From here we went into Tenterden and had a pleasant wander around this lovely town. Lots of local shops selling bespoke knick knacks, which was such a contrast to yesterday’s town visit to Folkestone.

After a coffee stop we made our way to Sissinghurst Castle and Gardens. We weren’t allowed in the house or gardens with the Dog but had a lovely walk around the estate and lakes, stopping halfway for a coffee and a mooch around the National Trust shop selling the same things as they sell in all their other shops at the same exorbitant prices!

sissinghurst

Sissinghurst’s garden was created in the 1930s by Vita Sacckville-West, poet and gardening writer, and her husband Harold Nicolson, author and diplomat. Sackville-West was a writer on the fringes of the Bloomsbury Group who found her greatest popularity in the weekly columns she contributed as gardening correspondent of The Observer. The garden itself is designed as a series of ‘rooms’, each with a different character of colour and/or theme, the walls being high clipped hedges and many pink brick walls. The rooms and ‘doors’ are so arranged that, as one enjoys the beauty in a given room, one suddenly discovers a new vista into another part of the garden, making a walk a series of discoveries that keeps leading one into yet another area of the garden.

tulips

The site is ancient; “hurst” is the Saxon term for an enclosed wood. A manor house with a three-armed moat was built here in the Middle Ages. In 1305, King Edward I spent a night here and in August 1573 Queen Elizabeth I spent three nights. After the late 17th century, the building had many uses: as a prisoner-of-war camp during the Seven Years’ War; as the workhouse for the Cranbrook Union; after which it became homes for farm labourers.
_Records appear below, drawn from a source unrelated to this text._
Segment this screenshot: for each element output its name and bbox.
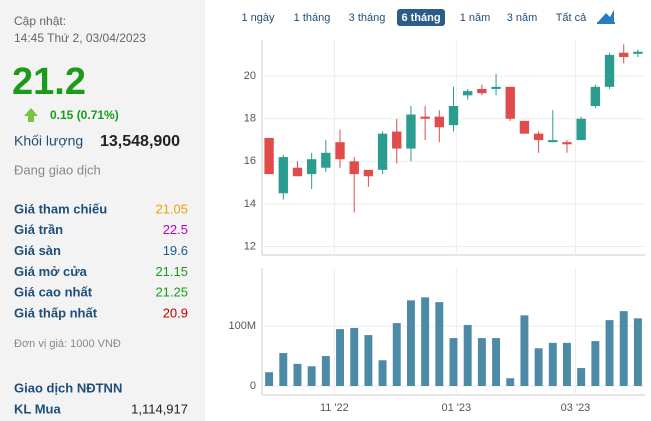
y-tick-label: 18 (244, 113, 256, 125)
row-label: Giá cao nhất (14, 285, 93, 300)
volume-bar (421, 297, 430, 387)
range-button[interactable]: Tất cả (556, 12, 587, 24)
info-panel (0, 0, 205, 421)
y-tick-label: 14 (244, 198, 256, 210)
candle-body (533, 133, 544, 141)
volume-bar (563, 342, 571, 387)
price-change: 0.15 (0.71%) (50, 108, 119, 122)
y-tick-label: 100M (228, 320, 256, 332)
volume-bar (548, 342, 557, 387)
volume-label: Khối lượng (14, 133, 83, 149)
chart-icon[interactable] (598, 10, 614, 22)
candle-body (505, 86, 515, 119)
row-label: Giá tham chiếu (14, 201, 107, 216)
volume-bar (591, 341, 600, 387)
candle-body (406, 114, 416, 149)
volume-bar (392, 323, 401, 387)
volume-bar (265, 372, 274, 387)
volume-bar (605, 320, 614, 387)
volume-bar (577, 368, 586, 387)
volume-bar (406, 300, 415, 387)
volume-value: 13,548,900 (100, 133, 180, 150)
volume-bar (364, 335, 373, 387)
candle-body (576, 118, 586, 141)
volume-bar (307, 366, 316, 387)
y-tick-label: 16 (244, 155, 256, 167)
range-button[interactable]: 3 tháng (349, 12, 386, 24)
volume-bar (477, 338, 486, 387)
candle-body (264, 137, 274, 175)
range-button[interactable]: 1 ngày (241, 12, 275, 24)
candle-body (306, 159, 317, 175)
x-tick-label: 03 '23 (561, 402, 591, 414)
volume-bar (435, 302, 444, 387)
row-label: Giá thấp nhất (14, 305, 98, 320)
x-tick-label: 11 '22 (320, 402, 349, 414)
volume-bar (633, 318, 642, 387)
candle-body (434, 116, 444, 128)
candle-body (590, 86, 601, 106)
volume-bar (293, 363, 302, 387)
candle-body (562, 142, 572, 145)
volume-bar (463, 324, 472, 387)
update-time: 14:45 Thứ 2, 03/04/2023 (14, 31, 146, 45)
volume-bar (350, 327, 359, 387)
volume-bar (449, 338, 458, 387)
foreign-title: Giao dịch NĐTNN (14, 380, 122, 395)
x-tick-label: 01 '23 (442, 402, 472, 414)
volume-bar (321, 356, 330, 387)
row-value: 21.15 (155, 264, 188, 279)
y-tick-label: 20 (244, 70, 256, 82)
volume-bar (619, 311, 628, 387)
candle-body (463, 91, 473, 96)
volume-bar (520, 315, 529, 387)
candle-body (292, 167, 303, 177)
candle-body (377, 133, 388, 170)
volume-bar (506, 378, 515, 387)
volume-bar (336, 329, 344, 387)
candle-body (420, 116, 430, 119)
candle-body (392, 131, 402, 149)
candle-body (604, 54, 615, 87)
row-value: 21.05 (155, 201, 188, 216)
update-label: Cập nhật: (14, 14, 66, 28)
y-tick-label: 12 (244, 240, 256, 252)
up-arrow (24, 108, 38, 122)
candle-body (363, 169, 374, 177)
volume-bar (378, 360, 387, 387)
range-button[interactable]: 1 năm (460, 12, 491, 24)
candle-body (519, 120, 530, 134)
row-value: 21.25 (155, 285, 188, 300)
row-value: 1,114,917 (131, 401, 188, 416)
row-value: 22.5 (163, 222, 188, 237)
range-button-bg (397, 9, 445, 26)
status: Đang giao dịch (14, 162, 101, 177)
row-label: KL Mua (14, 401, 61, 416)
candle-body (477, 88, 487, 94)
candle-body (619, 52, 629, 58)
candle-body (349, 161, 359, 175)
volume-bar (279, 353, 288, 387)
candle-body (278, 157, 288, 194)
price: 21.2 (12, 61, 86, 103)
volume-bar (534, 348, 543, 387)
candle-body (448, 105, 459, 126)
row-label: Giá trần (14, 222, 63, 237)
row-label: Giá mở cửa (14, 264, 88, 279)
y-tick-label: 0 (250, 380, 256, 392)
candle-body (491, 86, 501, 89)
row-value: 19.6 (163, 243, 188, 258)
range-button[interactable]: 3 năm (507, 12, 538, 24)
range-button[interactable]: 6 tháng (401, 12, 440, 24)
unit-note: Đơn vị giá: 1000 VNĐ (14, 338, 121, 350)
candle-body (548, 140, 558, 143)
candle-body (335, 142, 345, 160)
row-label: Giá sàn (14, 243, 61, 258)
volume-bar (492, 338, 501, 387)
range-button[interactable]: 1 tháng (294, 12, 331, 24)
candle-body (633, 51, 643, 54)
candle-body (321, 152, 331, 168)
row-value: 20.9 (163, 305, 188, 320)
Sackville-West and Nicolson found Sissinghurst in 1930 after concern that their property Long Barn, near Sevenoaks, Kent, was close to development over which they had no control. Although Sissinghurst was derelict, they purchased the ruins and the farm around it and began constructing the garden we know today.  Sissinghurst was first opened to the public in 1938 (Wikipedia)

oast house

The estate is lovely and well worth a visit and was no doubt made all the more appealing by the wonderful Spring weather. We did a 4 mile walk around the estate getting away from the crowds and enjoying the fields of new born lambs, and all the Spring flowers in the hedgerows; wild garlic, primroses, rape seed fields and bluebells.

primrose

We drove back to the van through lovely the Kent countryside dotted with oast houses, and trim white boarded homes in neat chocolate box villages.